Fondos de Inversión (intro)
Qué es un fondo de inversión, cómo funciona y por qué es el vehículo más utilizado para invertir
Un fondo de inversión es un vehículo que agrupa el dinero de muchos inversores (partícipes) para invertirlo de forma conjunta en una cartera de activos gestionada por profesionales. Tú compras participaciones del fondo y un gestor profesional decide en qué invertir ese dinero según la política del fondo.
La gran ventaja de los fondos es que te permiten acceder a una cartera diversificada con poco dinero. Con 100€ puedes invertir en un fondo que tiene 500 empresas de todo el mundo. Comprar esas 500 acciones por tu cuenta sería imposible con ese importe.

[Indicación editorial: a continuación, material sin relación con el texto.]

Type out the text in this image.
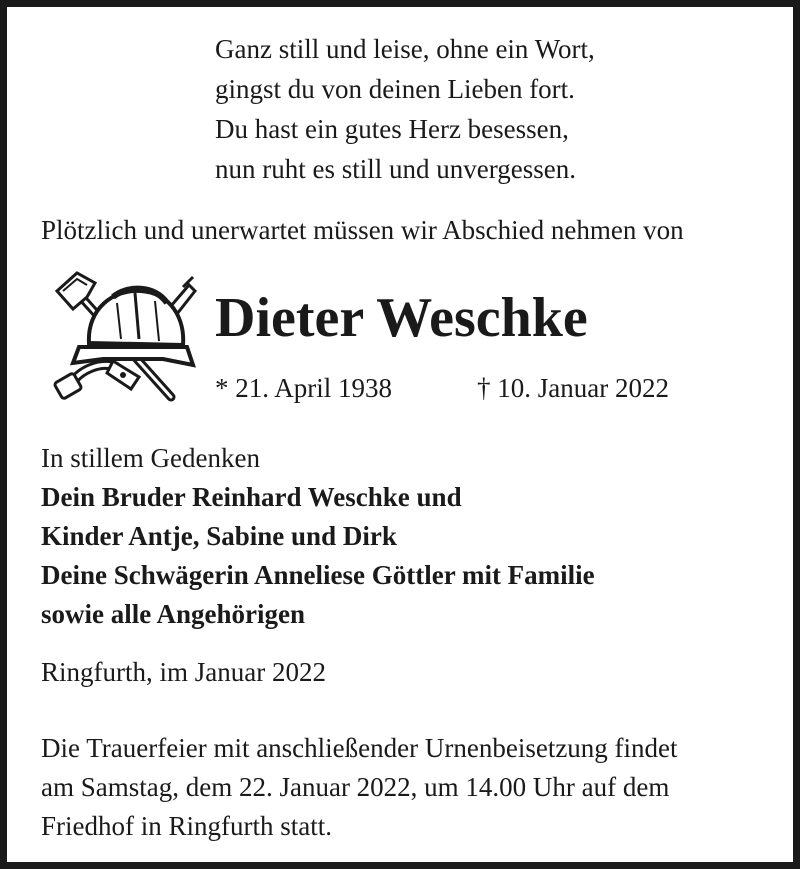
Ganz still und leise, ohne ein Wort,
gingst du von deinen Lieben fort.
Du hast ein gutes Herz besessen,
nun ruht es still und unvergessen.
Plötzlich und unerwartet müssen wir Abschied nehmen von
Dieter Weschke
* 21. April 1938	† 10. Januar 2022
In stillem Gedenken
Dein Bruder Reinhard Weschke und
Kinder Antje, Sabine und Dirk
Deine Schwägerin Anneliese Göttler mit Familie
sowie alle Angehörigen
Ringfurth, im Januar 2022
Die Trauerfeier mit anschließender Urnenbeisetzung findet
am Samstag, dem 22. Januar 2022, um 14.00 Uhr auf dem
Friedhof in Ringfurth statt.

Existen muchos tipos de fondos según lo que invierten: fondos de renta fija (bonos), fondos de renta variable (acciones), fondos mixtos (combinan ambos), fondos monetarios (activos a muy corto plazo), fondos sectoriales (tecnología, salud, energía) y fondos indexados (replican un índice como el IBEX 35 o el S&P 500). Cada tipo tiene un perfil de riesgo y rentabilidad diferente.
- **La rentabilidad de un fondo no está garantizada:** depende de cómo evolucionen los activos en los que invierte. Un fondo de renta variable puede subir un 20% un año y bajar un 15% al siguiente. Un fondo de renta fija es más estable pero menos rentable a largo plazo. Entender el perfil del fondo es esencial antes de invertir. - **Cada fondo cobra comisiones:** la comisión de gestión (lo que cobra la gestora por gestionar el fondo, típicamente entre 0,1% y 2% anual) y a veces comisión de suscripción o reembolso. Estas comisiones se descuentan automáticamente del valor del fondo, así que no las "ves" directamente, pero impactan en tu rentabilidad. Como aprendiste en el concepto de comisiones a largo plazo, pequeñas diferencias importan mucho.
Una ventaja fiscal clave de los fondos en España es el traspaso: puedes mover tu dinero de un fondo a otro sin pagar impuestos por las ganancias acumuladas. Solo tributas cuando reembolsas (sacas el dinero del fondo). Esto permite que tu inversión crezca sin fricciones fiscales, algo que no ocurre con acciones ni con ETFs.
Los fondos se compran a través de bancos, gestoras o plataformas de inversión. El valor de cada participación se calcula diariamente (valor liquidativo) y es el precio al que compras o vendes. A diferencia de las acciones, no cotizan en bolsa en tiempo real: las órdenes se ejecutan al valor liquidativo del día.